E poi con quali voti immagina di farlo cadere, visto che la pattuglia di renziani a Palazzo Madama e Montecitorio è ridotta all’osso? Da una parte, quindi, il segretario di Italia Viva dice di voler collaborare con il governo sulla giustizia, sul reddito di cittadinanza e perfino sul presidenzialismo; dall’altra lancia proclami bellicosi e dichiara che entro le europee del 2024 il terzo polo diventerà primo partito in Italia.

Un rottamatore a tutto campo, che se la prende anche con Conte, accusandolo (giustamente) di aver fatto il condono per Ischia quando era presidente del consiglio, e che si fa gioco di lui rivendicando il merito di averlo disarcionato da Palazzo Chigi per far posto a Draghi.

L’obiettivo di Renzi è stare al centro (con o senza Calenda) drenando voti al Pd, a Forza Italia e perfino a una Lega in evidenti difficoltà. Lui però dimentica che l’elettorato lo ha già sonoramente bocciato e che il suo cinismo gli ha già fatto perdere ogni credibilità. L’astuzia che pure dimostra in tante operazioni di puro potere non cancella le dimostrazioni di arroganza che gli hanno procurato un ostracismo pressoché generalizzato sia a sinistra che a destra.

A parte qualche simpatizzante di Forza Italia, il senatore di Rignano non ha grandi sponde nello scenario politico attuale.
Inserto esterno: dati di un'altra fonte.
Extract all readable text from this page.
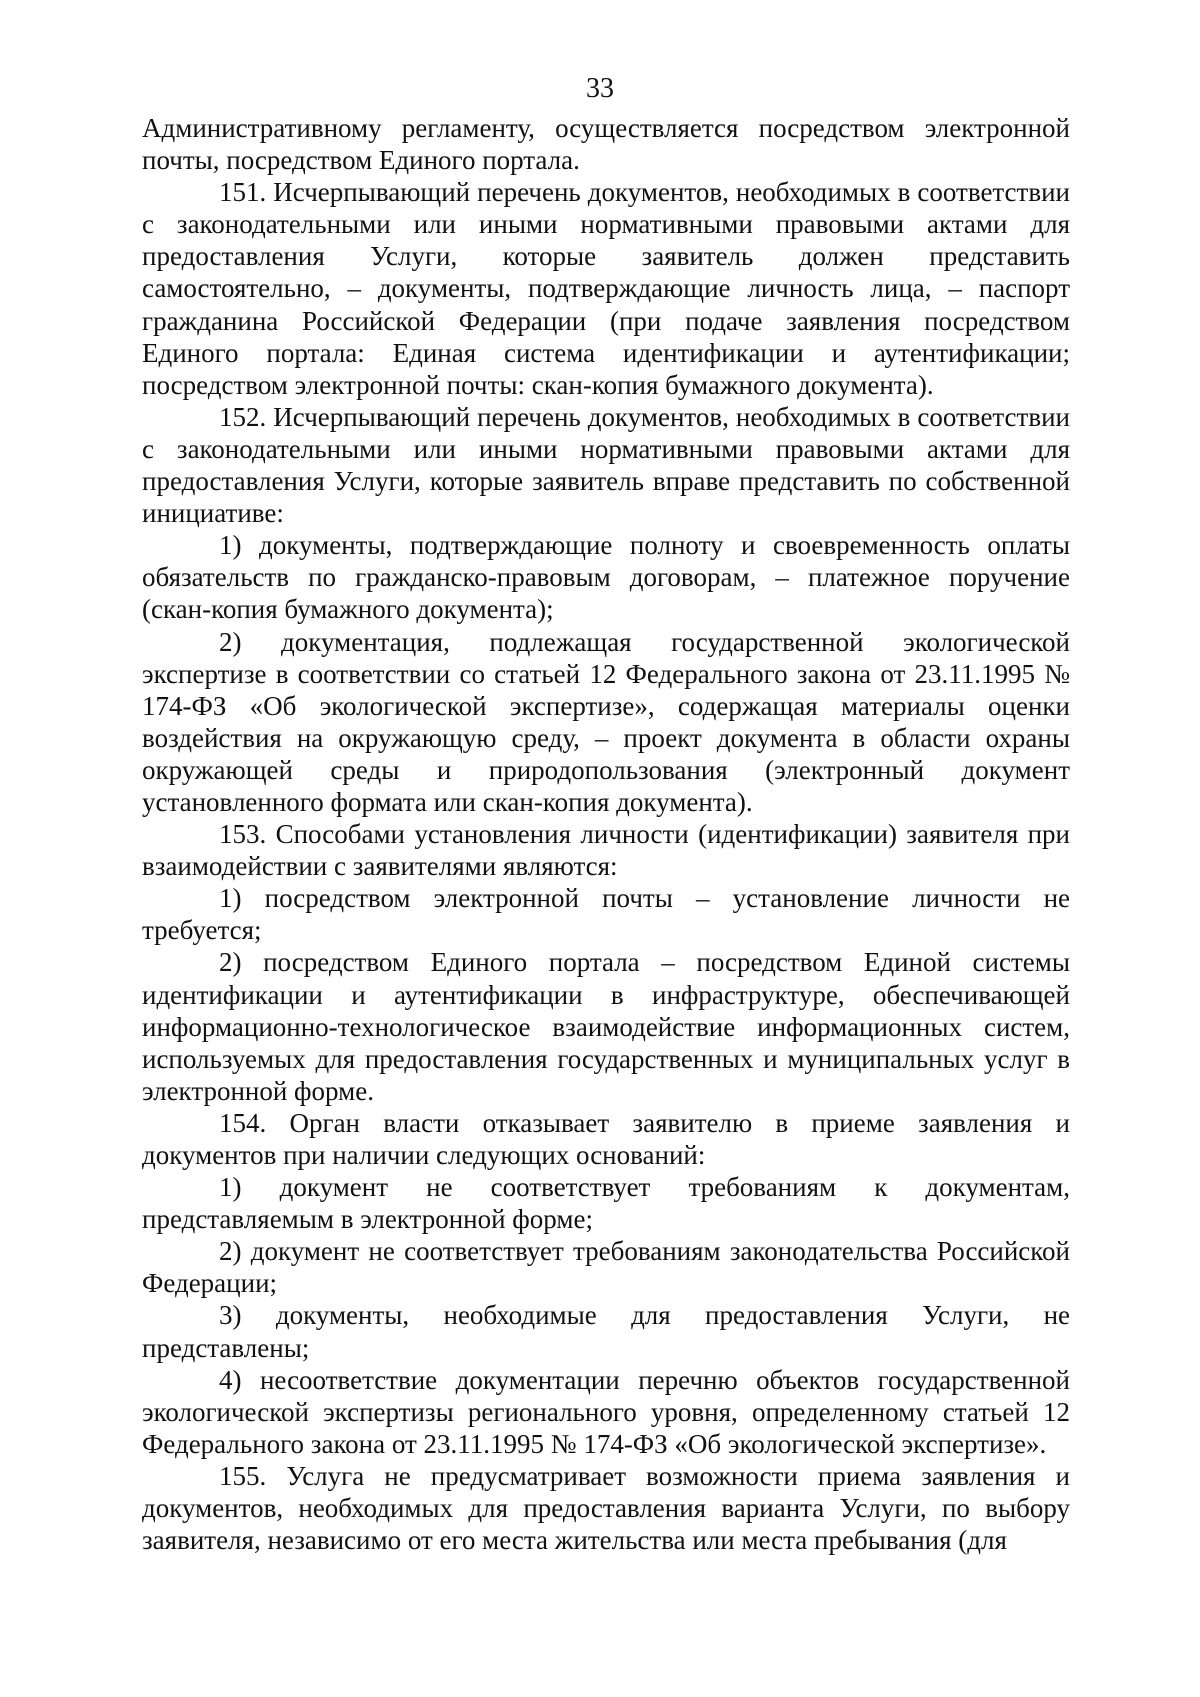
33

Административному регламенту, осуществляется посредством электронной почты, посредством Единого портала.

151. Исчерпывающий перечень документов, необходимых в соответствии с законодательными или иными нормативными правовыми актами для предоставления Услуги, которые заявитель должен представить самостоятельно, – документы, подтверждающие личность лица, – паспорт гражданина Российской Федерации (при подаче заявления посредством Единого портала: Единая система идентификации и аутентификации; посредством электронной почты: скан-копия бумажного документа).

152. Исчерпывающий перечень документов, необходимых в соответствии с законодательными или иными нормативными правовыми актами для предоставления Услуги, которые заявитель вправе представить по собственной инициативе:

1) документы, подтверждающие полноту и своевременность оплаты обязательств по гражданско-правовым договорам, – платежное поручение (скан-копия бумажного документа);

2) документация, подлежащая государственной экологической экспертизе в соответствии со статьей 12 Федерального закона от 23.11.1995 № 174-ФЗ «Об экологической экспертизе», содержащая материалы оценки воздействия на окружающую среду, – проект документа в области охраны окружающей среды и природопользования (электронный документ установленного формата или скан-копия документа).

153. Способами установления личности (идентификации) заявителя при взаимодействии с заявителями являются:

1) посредством электронной почты – установление личности не требуется;

2) посредством Единого портала – посредством Единой системы идентификации и аутентификации в инфраструктуре, обеспечивающей информационно-технологическое взаимодействие информационных систем, используемых для предоставления государственных и муниципальных услуг в электронной форме.

154. Орган власти отказывает заявителю в приеме заявления и документов при наличии следующих оснований:

1) документ не соответствует требованиям к документам, представляемым в электронной форме;

2) документ не соответствует требованиям законодательства Российской Федерации;

3) документы, необходимые для предоставления Услуги, не представлены;

4) несоответствие документации перечню объектов государственной экологической экспертизы регионального уровня, определенному статьей 12 Федерального закона от 23.11.1995 № 174-ФЗ «Об экологической экспертизе».

155. Услуга не предусматривает возможности приема заявления и документов, необходимых для предоставления варианта Услуги, по выбору заявителя, независимо от его места жительства или места пребывания (для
Per di più il terzo polo nel quale attualmente risulta collocata la sua forza politica è un raggruppamento pieno di generali senza truppe. Sono riciclati di destra e sinistra che cercano di rilanciarsi ma non hanno un progetto politico comune. Formazioni del genere non resistono all’esplosione delle ambizioni dei singoli e fatalmente si decompongono.

Matteo Renzi è un battitore libero per cui non ne risentirà, ma la sua resterà una battaglia solitaria e velleitaria, fondata sul rancore e su un invincibile spirito di rivalsa, cioè quanto di meno costruttivo ci si possa immaginare pensando al bene del Paese.